HELENA – Montana Attorney General Austin Knudsen led an effort joined by 16 other state attorneys general to halt Hawaii’s unconstitutional gun ban which prohibits the carry or possession of firearms in designated “sensitive” places, including bars and restaurants serving alcohol, parks and beaches, banks and financial institutions, and other areas.
The attorneys general filed an amicus brief Tuesday in the case of Wolford v. Lopez, in support of three residents and the Hawaii Firearms Coalition in their lawsuit to overturn the ban, known as Act 52. Following a U.S. District Court decision that blocked Hawaii from enforcing much of the ban, the state appealed to the Court of Appeals for the Ninth Circuit.
“The district court judge came to the correct conclusion after applying Supreme Court precedent: this overreaching ban is a violation of the Second Amendment,” Attorney General Knudsen said. “Montanans’ right to keep and bear arms doesn’t end at our state’s borders. My office will continue to fight to uphold the Second Amendment and ensure strong precedent around the nation.”
Following the U.S. Supreme Court decisions in District of Columbia v. Heller and New York State Rifle & Pistol Association, Inc. v. Bruen, courts must determine whether modern firearm regulations are consistent with the Second Amendment’s text and historical understanding. In this case, the district court correctly held that Hawaii’s historical evidence fails to establish an “enduring American tradition” of restricting the right to carry in public parks, beaches, banks, financial institutions, or bars and restaurants.
Hawaii’s reliance on late-nineteenth-century restrictions in support of the ban fails to show a historical tradition of similar restrictions. Hawaii only points to two pre-1868 local ordinances of two specific New York parks and it points to one Pennsylvania state law, enacted in 1868. Bruen proves three localized restrictions between 1791 and 1868 “cannot overcome the overwhelming evidence of an otherwise enduring American tradition permitting public carry.”
Hawaii also fails to produce relevantly similar historical public carry restrictions in banks and financial institutions. They argue that the provision in Act 52 addressing financial institutions is “relevantly similar” to historical regulations prohibiting public carry in fairs and markets.
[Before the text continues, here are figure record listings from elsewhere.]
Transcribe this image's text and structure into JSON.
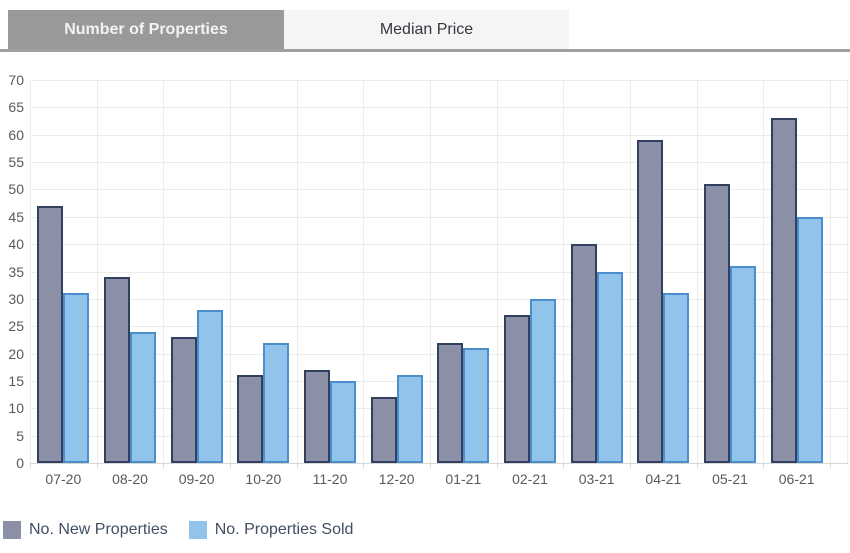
{
  "tabs": {
    "items": [
      {
        "label": "Number of Properties",
        "active": true
      },
      {
        "label": "Median Price",
        "active": false
      }
    ]
  },
  "chart_data": {
    "type": "bar",
    "title": "",
    "categories": [
      "07-20",
      "08-20",
      "09-20",
      "10-20",
      "11-20",
      "12-20",
      "01-21",
      "02-21",
      "03-21",
      "04-21",
      "05-21",
      "06-21"
    ],
    "series": [
      {
        "name": "No. New Properties",
        "fill": "#8b90a7",
        "border": "#32405f",
        "values": [
          47,
          34,
          23,
          16,
          17,
          12,
          22,
          27,
          40,
          59,
          51,
          63
        ]
      },
      {
        "name": "No. Properties Sold",
        "fill": "#92c3ea",
        "border": "#4a8fcb",
        "values": [
          31,
          24,
          28,
          22,
          15,
          16,
          21,
          30,
          35,
          31,
          36,
          45
        ]
      }
    ],
    "xlabel": "",
    "ylabel": "",
    "ylim": [
      0,
      70
    ],
    "ytick_step": 5,
    "grid": true,
    "legend_position": "bottom-left"
  },
  "colors": {
    "active_tab_bg": "#999999",
    "active_tab_text": "#f3f3f3",
    "inactive_tab_bg": "#f5f5f5",
    "inactive_tab_text": "#33373f",
    "gridline": "#ececec",
    "axis_label": "#595959",
    "legend_text": "#414e63"
  }
}
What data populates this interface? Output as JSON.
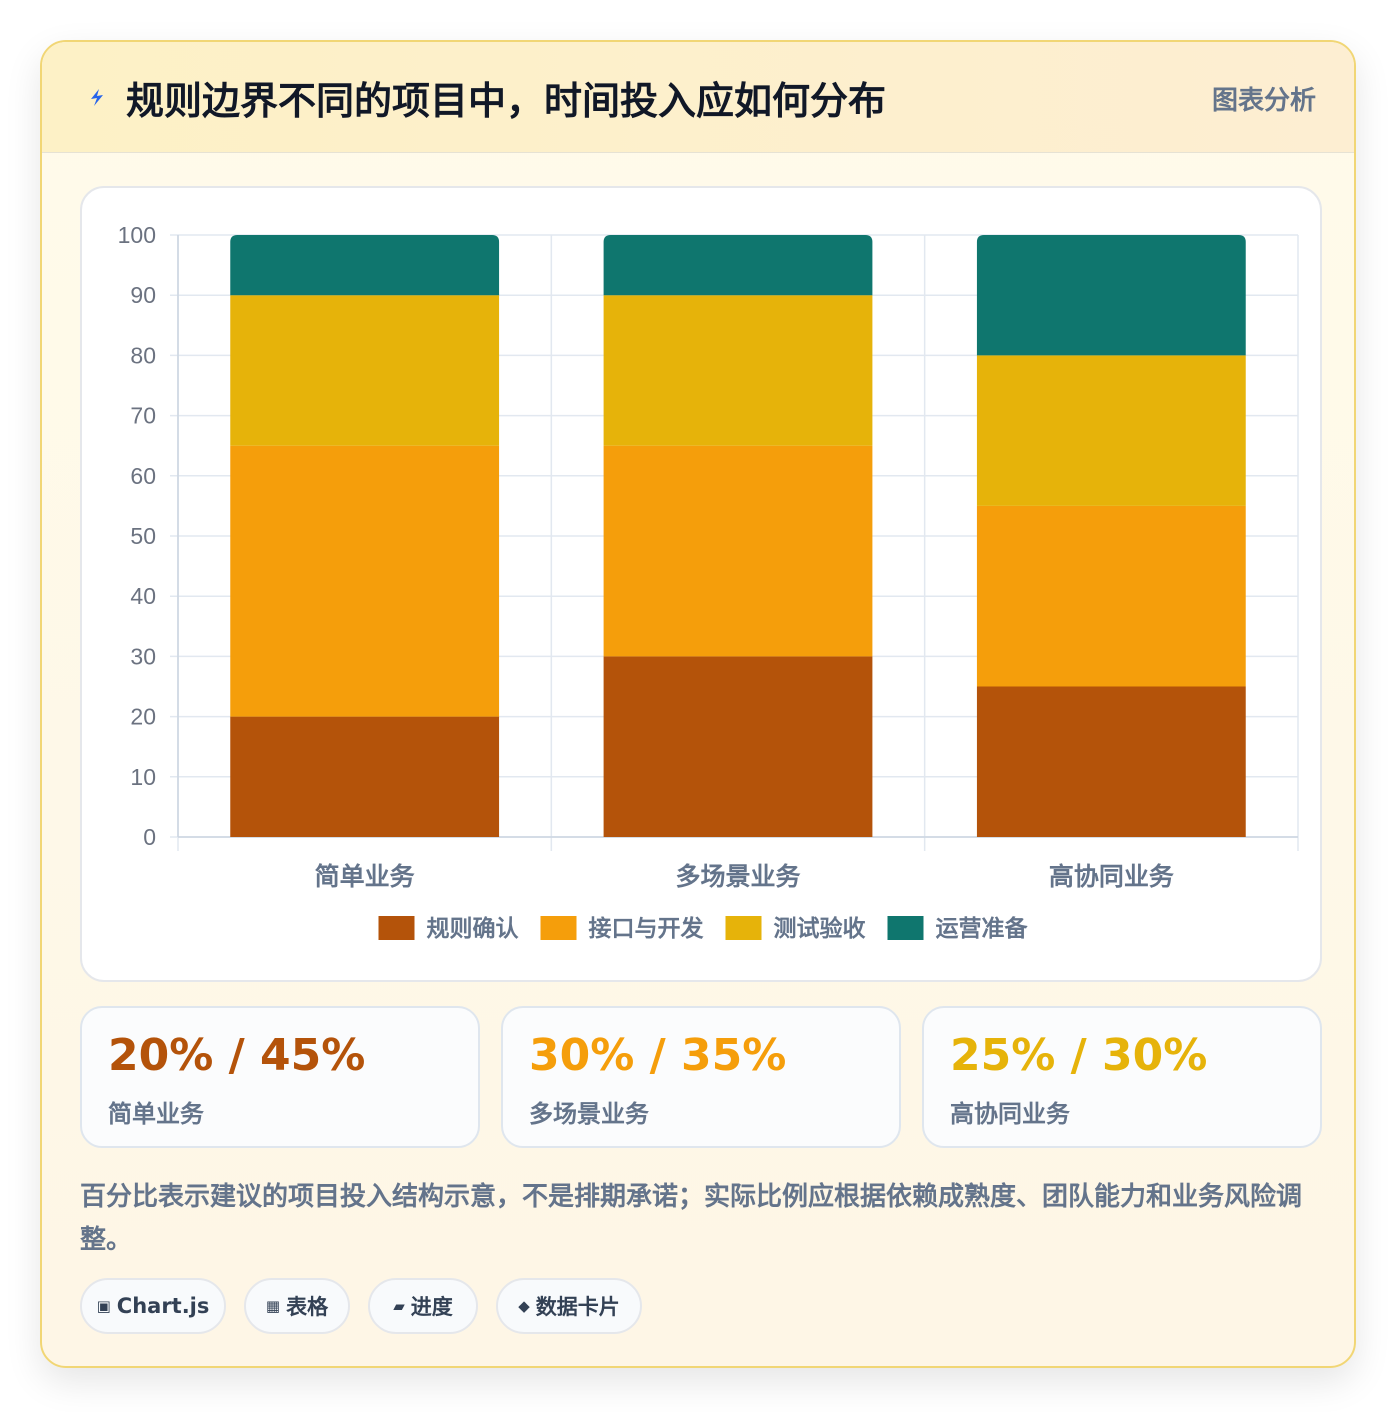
{
  "header": {
    "title": "规则边界不同的项目中，时间投入应如何分布",
    "tag": "图表分析",
    "icon": "lightning-icon"
  },
  "chart_data": {
    "type": "bar",
    "stacked": true,
    "categories": [
      "简单业务",
      "多场景业务",
      "高协同业务"
    ],
    "series": [
      {
        "name": "规则确认",
        "values": [
          20,
          30,
          25
        ],
        "color": "#b4530a"
      },
      {
        "name": "接口与开发",
        "values": [
          45,
          35,
          30
        ],
        "color": "#f59e0b"
      },
      {
        "name": "测试验收",
        "values": [
          25,
          25,
          25
        ],
        "color": "#e6b30a"
      },
      {
        "name": "运营准备",
        "values": [
          10,
          10,
          20
        ],
        "color": "#0f766e"
      }
    ],
    "ylim": [
      0,
      100
    ],
    "yticks": [
      "0",
      "10",
      "20",
      "30",
      "40",
      "50",
      "60",
      "70",
      "80",
      "90",
      "100"
    ],
    "grid": true,
    "legend": "bottom"
  },
  "stats": [
    {
      "value": "20% / 45%",
      "label": "简单业务",
      "color": "#b4530a"
    },
    {
      "value": "30% / 35%",
      "label": "多场景业务",
      "color": "#f59e0b"
    },
    {
      "value": "25% / 30%",
      "label": "高协同业务",
      "color": "#e6b30a"
    }
  ],
  "note": "百分比表示建议的项目投入结构示意，不是排期承诺；实际比例应根据依赖成熟度、团队能力和业务风险调整。",
  "chips": [
    {
      "icon": "▣",
      "label": "Chart.js"
    },
    {
      "icon": "▦",
      "label": "表格"
    },
    {
      "icon": "▰",
      "label": "进度"
    },
    {
      "icon": "◆",
      "label": "数据卡片"
    }
  ]
}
The district court rightly rejected this flawed argument.
Further, Hawaii’s limited historical evidence fails to establish a historical tradition of public carry bans in bars and restaurants serving alcohol. Although Hawaii points to three state laws that largely mirror Act 52 and were passed between 1853 and 1890, the brief makes clear that even if these three laws are relevantly similar, the bare existence of three localized restrictions on their own “cannot overcome the overwhelming evidence of an otherwise enduring American tradition permitting public carry.”
“Even if Reconstruction-era statutes and local ordinances can provide probative evidence of the Second Amendment’s original meaning, Hawaii’s evidence still fails to identify relevantly similar historical analogues for Act 52’s sensitive-place restrictions. Sweeping aside Hawaii’s irrelevant evidence leaves little remaining historical support for Act 52’s sensitive-place restrictions, and the district court refused to give Hawaii’s evidence ’more weight than it can rightly bear.’ This Court should affirm,” the attorneys general state in the brief.
Click here to read the full brief.
Attorneys general from Alabama, Alaska, Arkansas, Georgia, Idaho, Indiana, Iowa, Kansas, Louisiana, Mississippi, Missouri, Oklahoma, South Carolina, Utah, West Virginia, and Wyoming also signed on in support.
Attorney General Knudsen has been actively fighting the targeting of the firearms industry and Montanans’ gun rights. He asked major shipping companies to clarify their gun-purchase tracking policies and called on YouTube to stop censoring firearm-related speech. He also filed a lawsuit against the Biden administration’s unlawful pistol brace rule. In August, he led a coalition of 19 attorneys general to halt a Maryland county’s unconstitutional gun ban in places of public assembly and in the 100-yard “buffer zones” around them. In March, Attorney General Knudsen led a coalition of 18 other state attorneys general in filing amicus briefs regarding cases concerning New York’s unconstitutional law making it a felony to possess a firearm in “sensitive places,” which it defines to include “any place of worship or religious observation.”